However, there are certain situations in which these advantages of the Jupyter notebook become non-ideal. Again, to list just a few:
- When there is good reason for you not to execute all of your code consecutively in full each time you want to build on your prior work. For example, perhaps there is a step in your workflow that is computationally expensive, for which you would only like to re-execute the code if that particular step needs to be modified. If this code was sitting somewhere in the middle of a Jupyter notebook, each time you restarted the kernel, you would need to run through this computationally expensive step to get to the latter part of your notebook.
- When your code is likely to be re-used for different input multiple times. For example, perhaps you have a data processing step that you’d like to just run every time you get a new batch of data. You could open up your Jupyter notebook, change the path to the input file, and run the Jupyter notebook again, but it would be faster/easier to just run this code as a script from the command line.
- When you’d like to more easily keep track of changes made to the code itself. Since Jupyter notebooks store the code output within the .ipynb file, small changes to the code that produce qualitatively small changes to the output (e.g. changing the x-axis limits on a figure) can appear as large changes to the code by version tracking software such as git.
- When your code needs to be put into a production pipeline, they cannot be written in Jupyter notebooks.
Ultimately, there are certain situations in which it is better to have your code in .py files rather than .ipynb files. Unfortunately, Jupyter does not currently deal with .py files very well… fortunately, there are of course several IDE’s that are designed to make the development of Python code in .py files as seamless as possible.
Here I just wanted to share how to get quickly set up with one of these IDE’s: Visual Studio Code (VSCode). As we’ll see in a second, VSCode can make the development of .py files very similar to writing code in Jupyter notebooks through their “Python Interactive window”, which works almost like a Jupyter notebook, but with direct interaction with .py files. As someone who works most often with Jupyter notebooks, this Jupyter notebook-like Python Interactive window makes the transition to working with .py files very accessible. And it’s free, so there is no financial barrier to giving it a crack.

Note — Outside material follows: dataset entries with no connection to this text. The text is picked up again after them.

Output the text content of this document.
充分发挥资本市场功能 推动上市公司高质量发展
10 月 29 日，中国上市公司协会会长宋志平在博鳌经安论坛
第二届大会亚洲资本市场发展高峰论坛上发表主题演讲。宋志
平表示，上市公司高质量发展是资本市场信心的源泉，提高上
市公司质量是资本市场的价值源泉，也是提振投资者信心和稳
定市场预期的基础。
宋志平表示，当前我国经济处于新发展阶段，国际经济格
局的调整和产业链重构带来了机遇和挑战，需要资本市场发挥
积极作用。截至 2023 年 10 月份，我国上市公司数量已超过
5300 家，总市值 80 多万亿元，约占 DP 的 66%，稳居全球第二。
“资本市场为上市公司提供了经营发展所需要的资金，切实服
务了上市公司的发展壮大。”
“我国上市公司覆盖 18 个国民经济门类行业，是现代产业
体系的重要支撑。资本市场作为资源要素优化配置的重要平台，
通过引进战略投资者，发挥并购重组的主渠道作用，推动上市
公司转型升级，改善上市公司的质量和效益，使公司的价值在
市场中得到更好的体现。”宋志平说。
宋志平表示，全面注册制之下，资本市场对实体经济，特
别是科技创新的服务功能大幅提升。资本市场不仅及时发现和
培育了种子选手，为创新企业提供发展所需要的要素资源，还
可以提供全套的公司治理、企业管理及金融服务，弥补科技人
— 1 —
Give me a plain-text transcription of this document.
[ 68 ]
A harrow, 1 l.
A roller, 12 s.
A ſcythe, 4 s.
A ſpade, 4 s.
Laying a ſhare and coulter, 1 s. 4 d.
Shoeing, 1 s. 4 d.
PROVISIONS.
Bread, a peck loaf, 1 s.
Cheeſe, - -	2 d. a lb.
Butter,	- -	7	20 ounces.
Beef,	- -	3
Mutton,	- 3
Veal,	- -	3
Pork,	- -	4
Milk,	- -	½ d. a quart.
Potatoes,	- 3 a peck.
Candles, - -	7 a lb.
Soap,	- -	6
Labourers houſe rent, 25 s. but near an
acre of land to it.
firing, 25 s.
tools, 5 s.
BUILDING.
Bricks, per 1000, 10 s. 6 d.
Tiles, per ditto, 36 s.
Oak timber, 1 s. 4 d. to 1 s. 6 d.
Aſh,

The following is all that is required to get started with a basic Python set up with some obviously helpful additional functionality:
- Download and install VSCode.
- Install the following Extensions:
- The core VSCode extension for Python.
- Path Intellisense
- Allows auto-complete of paths to files/folders on your machine.
- Python Indent
- Automatically indents your code based on Python rules (e.g. after a function definition).
- Disable this setting by searching for it in the Settings menu (to allow Path Intellisense to work correctly):
- Typescript Suggest Paths
Once you have followed these steps, you can start working on your project by navigating to File > Add Folder to Workspace…
Of course how exactly you use your new IDE is up to your personal preference, but I have found the following to work well for me as someone who most often works with Jupyter notebooks:
As you can see, the Python Interactive window is effectively a Jupyter notebook, in that code output is shown immediately below the code that generated it. This allows you to quickly make visualizations and test code (just like you would in a Jupyter notebook) while keeping your code tidy within .py files.
Some tips that I find to be very useful:
- You can quickly execute any chunk of code in your .py file by selecting it, then hitting Shift+Enter.
- You can use the Python Interactive window as a scratchpad by executing arbitrary code in the input area. This keeps your .py file clear of any code that isn’t intended to be kept in the final version of the .py file (e.g. quickly looking at your pandas dataframe via df.head()).
- You can limit the scope of search (and replace) to certain sections of your .py file by highlighting that particular section of code then selecting “Seach in Selection” when searching your .py file.
Anyway, while I myself am still relatively new to VSCode, I was unable to find these steps/tips in any single concise document online, and so I share them here in the hopes that someone else will find them to be useful.